2. **Observational validation.** Outline an analysis to compare Friend vs. Unconnected engagement while mitigating confounding over a fixed window (e.g., a 7-day window such as 2025-08-26..2025-09-01).
- List key confounders (viewer propensity to engage, author popularity, post age/freshness, content type via proxies like view duration, time-of-day, device, rank position) and control for them.
- Propose a primary design — e.g., a **fixed-effects regression** with viewer×day fixed effects (and optionally author fixed effects) — and a secondary design (**propensity-score matching / inverse-propensity weighting**, or a **doubly-robust AIPW** estimator). State the unit of analysis, covariates, and outcome window (e.g., reaction within 24h of first view).
- Specify standard-error treatment (cluster by viewer and/or post), multiple-comparison control (one pre-specified primary metric; FDR on secondaries), and diagnostics (overlap/common support, post-adjustment covariate balance, placebo using hide/report outcomes, robustness across post-age buckets).
3. **Experiment design — launching/expanding Unconnected content.** Propose a randomized experiment to measure success.
- Randomization unit (user-level, sticky); treatment variants — either reserve a share of feed slots for Unconnected content (e.g., 0% / 10% / 30%) or scale the relationship ranking weight (e.g., θ = 1.0 control vs. θ = 0.8 to upweight Unconnected). Define primary outcomes (net social reactions per DAU, reactions per session, time-to-first-friend-interaction), guardrails (retention/D+1 return, session length, hide/report rates, creator follows, friend-ecosystem health, long-term re-engagement), and minimal acceptable lifts.
- Provide a **power/duration check** (baseline rate, MDE, α, power, clustering design effect) and a **variance-reduction plan** (CUPED with pre-exposure per-user baseline; diff-in-diff for long-run panels).
- Address **novelty effects, personalization/learning ramp, supply constraints** (log intended vs. achieved Unconnected share; ITT + exposure-on-treated), and **network/peer interference** (graph-cluster randomization, supply/author holdouts, or interleaved time-split ramps).
- Include **segment / heterogeneity analyses** (new vs. power users; friend-graph density; region; consumption-style deciles) with multiple-testing control, and a clear ship/iterate decision framework.
4. **Value of Unconnected content beyond near-term engagement.** Even if immediate engagement is lower, define and measure the incremental value of Unconnected exposure using only the given tables (and call out what extra logs you'd request):
- **Discovery value**: new viewer–author pair rate, repeat-return-to-author rate, creator breadth and topical entropy per viewer–day.
- **Long-term value**: next-day (D+1) and 7-day retention, session depth.
- **Amplification**: reshare-driven downstream reach (incremental views following a reshare).
Present a trade-off view (per-1,000-impression KPIs) so a decision-maker can weigh near-term engagement against discovery and long-term value.

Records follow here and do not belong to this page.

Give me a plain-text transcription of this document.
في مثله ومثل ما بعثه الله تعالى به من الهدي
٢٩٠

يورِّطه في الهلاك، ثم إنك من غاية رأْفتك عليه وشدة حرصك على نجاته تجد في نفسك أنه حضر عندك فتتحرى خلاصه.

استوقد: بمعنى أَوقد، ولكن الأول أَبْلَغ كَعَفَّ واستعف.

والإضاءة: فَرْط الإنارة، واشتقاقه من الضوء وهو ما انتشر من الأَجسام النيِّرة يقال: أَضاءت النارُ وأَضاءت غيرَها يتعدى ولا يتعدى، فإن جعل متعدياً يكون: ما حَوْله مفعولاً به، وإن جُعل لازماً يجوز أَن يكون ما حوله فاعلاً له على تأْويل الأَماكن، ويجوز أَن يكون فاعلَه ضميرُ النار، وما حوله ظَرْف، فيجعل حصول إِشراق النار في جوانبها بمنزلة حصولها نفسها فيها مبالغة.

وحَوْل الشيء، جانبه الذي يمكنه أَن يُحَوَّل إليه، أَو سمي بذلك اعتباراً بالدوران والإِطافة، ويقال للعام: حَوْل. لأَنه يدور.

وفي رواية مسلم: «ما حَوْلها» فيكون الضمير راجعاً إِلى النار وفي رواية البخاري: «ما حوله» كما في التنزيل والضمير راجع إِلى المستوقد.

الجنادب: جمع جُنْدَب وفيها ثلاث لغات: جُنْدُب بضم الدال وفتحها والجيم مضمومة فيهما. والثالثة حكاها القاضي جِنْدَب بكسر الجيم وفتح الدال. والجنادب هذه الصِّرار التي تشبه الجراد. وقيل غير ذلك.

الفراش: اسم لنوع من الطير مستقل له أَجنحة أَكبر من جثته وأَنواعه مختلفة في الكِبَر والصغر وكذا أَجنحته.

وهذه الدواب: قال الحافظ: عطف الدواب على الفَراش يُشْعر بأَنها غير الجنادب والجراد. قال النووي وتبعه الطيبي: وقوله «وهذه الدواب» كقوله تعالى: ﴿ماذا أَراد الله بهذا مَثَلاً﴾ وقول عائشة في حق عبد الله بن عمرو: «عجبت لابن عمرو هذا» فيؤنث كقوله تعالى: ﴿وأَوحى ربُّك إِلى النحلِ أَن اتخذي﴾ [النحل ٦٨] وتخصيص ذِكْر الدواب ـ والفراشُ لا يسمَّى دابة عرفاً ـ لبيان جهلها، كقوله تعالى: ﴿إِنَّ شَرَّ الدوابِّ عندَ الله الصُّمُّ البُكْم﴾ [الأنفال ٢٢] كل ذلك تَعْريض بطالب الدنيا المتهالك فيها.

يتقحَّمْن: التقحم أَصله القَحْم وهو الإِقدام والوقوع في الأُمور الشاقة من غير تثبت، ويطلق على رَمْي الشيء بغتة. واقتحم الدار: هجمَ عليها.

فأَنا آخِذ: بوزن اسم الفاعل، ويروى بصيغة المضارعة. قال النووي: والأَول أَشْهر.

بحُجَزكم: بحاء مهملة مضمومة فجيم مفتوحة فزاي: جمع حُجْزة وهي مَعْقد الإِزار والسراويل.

**Deliverables:** (a) a metric spec with formulas; (b) an observational analysis plan with controls and diagnostics; (c) an experiment-design doc with randomization unit, power inputs, interference mitigations, and stopping rules; (d) KPIs quantifying the incremental value of Unconnected content even when near-term engagement is lower.
Quick Answer: A Meta data-scientist technical-screen question on Analytics & Experimentation: using only info_stream_views and post_reactions, prove whether Friend-authored content is 'more social' than Unconnected content. It tests denominator-complete metric design with relationship attribution, observational causal validation (fixed effects + propensity/AIPW), and a network-aware rollout experiment with power, CUPED, interference mitigations, and guardrails — plus quantifying the long-term and discovery value of Unconnected content beyond near-term engagement.